Moody’s Analytics doesn’t think so and just gave Illinois the lowest credit rating of any state in the country, explaining why: “weak management practices” and a legislature that “took no steps to implement lasting solutions.”
At the moment, Illinois owes more than $280 billion and has a pension shortfall of $83 billion, along with its $9 billion in unpaid bills. Governor Quinn offered to cut the state’s share of Medicaid funding by $2.7 billion, which would cost the state program $5.4 billion due to the loss of matching funds from the federal government. He also proposed closing two state prisons, which are already operating at 150 percent of capacity, along with six halfway houses. Last year the state raised corporate taxe rates by 30 percent and personal income taxes by 66 percent with little impact on either the revenue stream or the spending gap.
Illinois is the poster child for fiscal irresponsibility and a “leading indicator” for other states facing similar problems, according to Professor Joshua Rauh of Northwestern University. Said Rauh, “We’re going to see more and more states cutting spending to meet pension obligations mandated by the state’s own statutes.” But he doesn’t see anything like the discipline needed to face reality coming from the state’s General Assembly.

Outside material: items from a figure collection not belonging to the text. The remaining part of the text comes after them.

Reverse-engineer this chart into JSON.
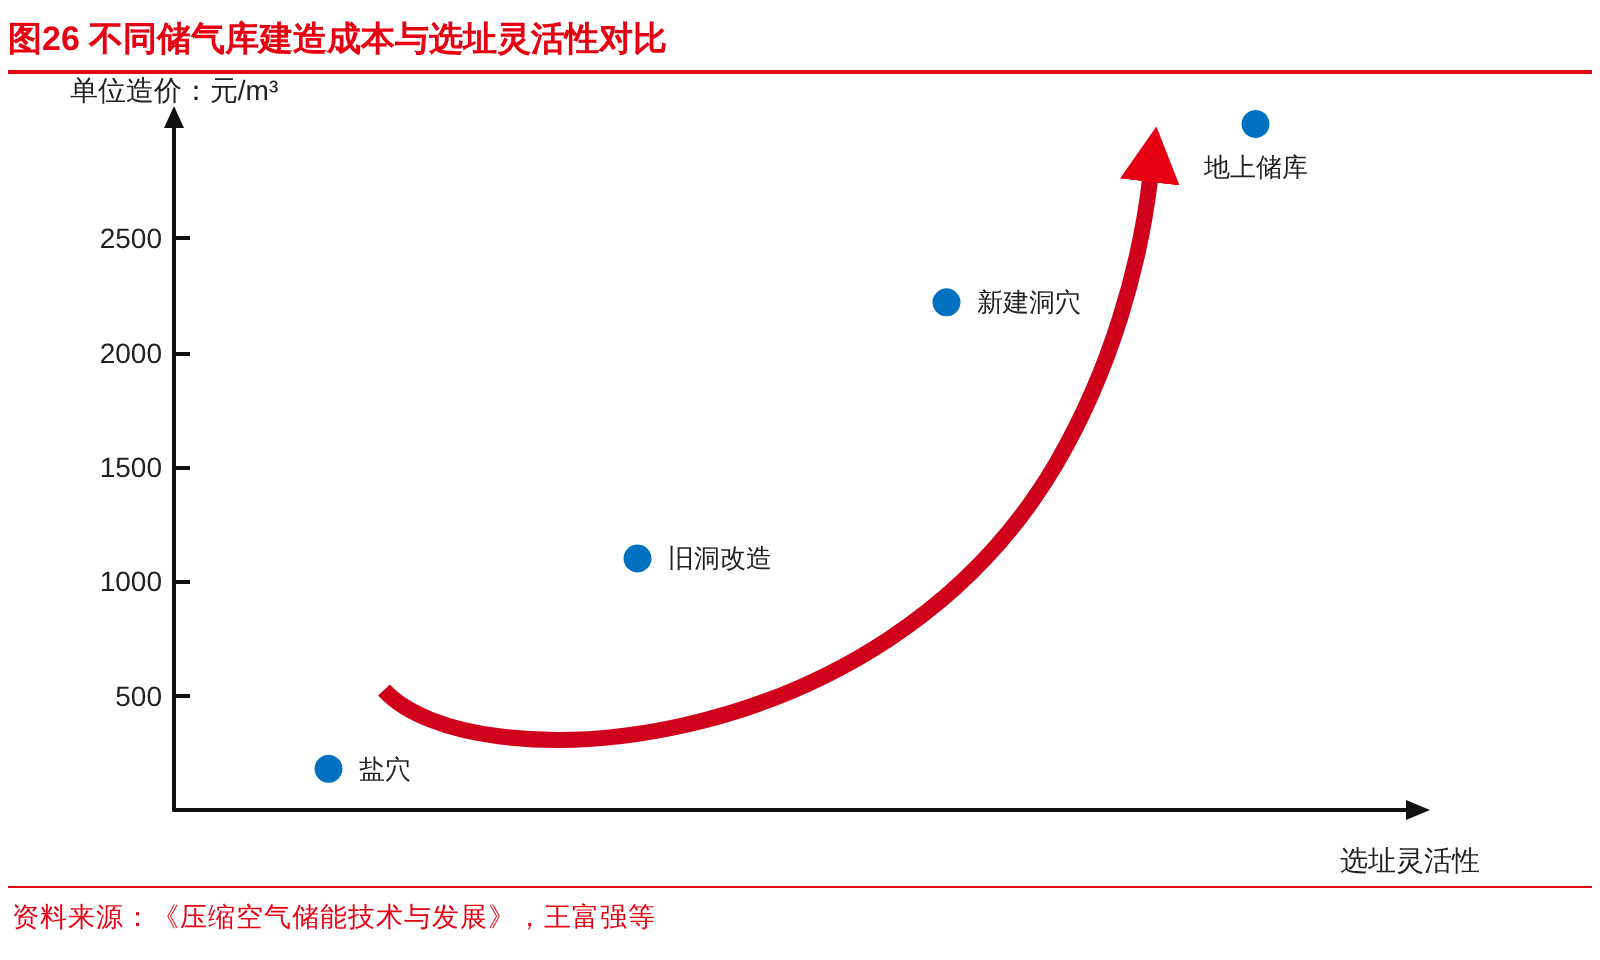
{
  "chart_data": {
    "type": "scatter",
    "title": "图26 不同储气库建造成本与选址灵活性对比",
    "ylabel": "单位造价：元/m³",
    "xlabel": "选址灵活性",
    "categories": [
      null,
      null,
      null,
      null
    ],
    "series": [
      {
        "name": "盐穴",
        "color": "#0070c0",
        "values": [
          180,
          null,
          null,
          null
        ]
      },
      {
        "name": "旧洞改造",
        "color": "#0070c0",
        "values": [
          null,
          1100,
          null,
          null
        ]
      },
      {
        "name": "新建洞穴",
        "color": "#0070c0",
        "values": [
          null,
          null,
          2220,
          null
        ]
      },
      {
        "name": "地上储库",
        "color": "#0070c0",
        "values": [
          null,
          null,
          null,
          3000
        ]
      }
    ],
    "ylim": [
      0,
      3000
    ],
    "yticks": [
      500,
      1000,
      1500,
      2000,
      2500
    ],
    "marker": "circle",
    "tick_labels": "y",
    "annotations": [
      "资料来源：《压缩空气储能技术与发展》，王富强等"
    ]
  }
}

Instead he thinks that the bond market will wake up to the Illinois reality and stop buying its debt and refuse to roll existing debt over when it comes due.

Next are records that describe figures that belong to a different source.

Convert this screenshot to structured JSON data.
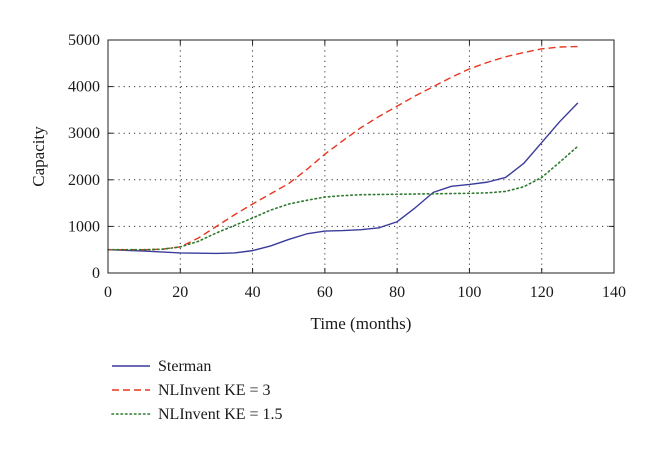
{
  "chart_data": {
    "type": "line",
    "xlabel": "Time (months)",
    "ylabel": "Capacity",
    "xlim": [
      0,
      140
    ],
    "ylim": [
      0,
      5000
    ],
    "xticks": [
      0,
      20,
      40,
      60,
      80,
      100,
      120,
      140
    ],
    "yticks": [
      0,
      1000,
      2000,
      3000,
      4000,
      5000
    ],
    "grid": true,
    "legend_position": "below",
    "series": [
      {
        "name": "Sterman",
        "color": "#3b3b9c",
        "dash": "solid",
        "x": [
          0,
          10,
          20,
          30,
          35,
          40,
          45,
          50,
          55,
          60,
          65,
          70,
          75,
          80,
          85,
          90,
          95,
          100,
          105,
          110,
          115,
          120,
          125,
          130
        ],
        "y": [
          500,
          470,
          430,
          420,
          430,
          480,
          580,
          720,
          840,
          900,
          910,
          930,
          970,
          1100,
          1400,
          1730,
          1860,
          1900,
          1950,
          2050,
          2350,
          2800,
          3250,
          3650
        ]
      },
      {
        "name": "NLInvent KE = 3",
        "color": "#e8361f",
        "dash": "dashed",
        "x": [
          0,
          10,
          15,
          20,
          25,
          30,
          35,
          40,
          45,
          50,
          55,
          60,
          65,
          70,
          75,
          80,
          85,
          90,
          95,
          100,
          105,
          110,
          115,
          120,
          125,
          130
        ],
        "y": [
          500,
          500,
          510,
          560,
          750,
          1000,
          1250,
          1480,
          1700,
          1920,
          2220,
          2550,
          2840,
          3120,
          3360,
          3580,
          3800,
          4000,
          4200,
          4380,
          4520,
          4640,
          4730,
          4810,
          4850,
          4860
        ]
      },
      {
        "name": "NLInvent KE = 1.5",
        "color": "#2e7a2e",
        "dash": "dotted",
        "x": [
          0,
          10,
          15,
          20,
          25,
          30,
          35,
          40,
          45,
          50,
          55,
          60,
          65,
          70,
          80,
          90,
          100,
          105,
          110,
          115,
          120,
          125,
          130
        ],
        "y": [
          500,
          500,
          510,
          560,
          680,
          860,
          1020,
          1180,
          1350,
          1480,
          1560,
          1630,
          1660,
          1680,
          1690,
          1700,
          1710,
          1720,
          1750,
          1850,
          2050,
          2380,
          2720
        ]
      }
    ]
  }
}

At the moment, however, the bond market also appears to be impervious to reality. Illinois just sold half a billion dollars’ worth of general obligation bonds at 3.9 percent, the lowest rate on such a bond in recent history.
Efforts to rein in spending and begin to staunch the flow of red ink are few and far between. A Senate bill was recently offered that placed modest limits on future benefits and called for slight increases in workers' contributions to their own retirement plans, but it has little chance of being considered seriously, for at least two reasons: the teachers and their unions, and this is an election year. At present a teacher qualifies for retirement at age 60 after only 10 years of service and then receives a 3 percent COLA on her benefits for life thereafter. Who could be persuaded to vote to reduce that?
Until reality sets in, either by the bond market or by legislators with backbone, Illinois will continue to lead the way into insolvency and eventual bankruptcy. Until that happens, fudging pension plan payments with unrealistic assumptions on what those assets might earn in the future will allow accountants to continue to sign off on lower-than-necessary pension-plan contributions, which might be just enough to carry the legislators through the next election cycle. And then it’s somebody else’s problem.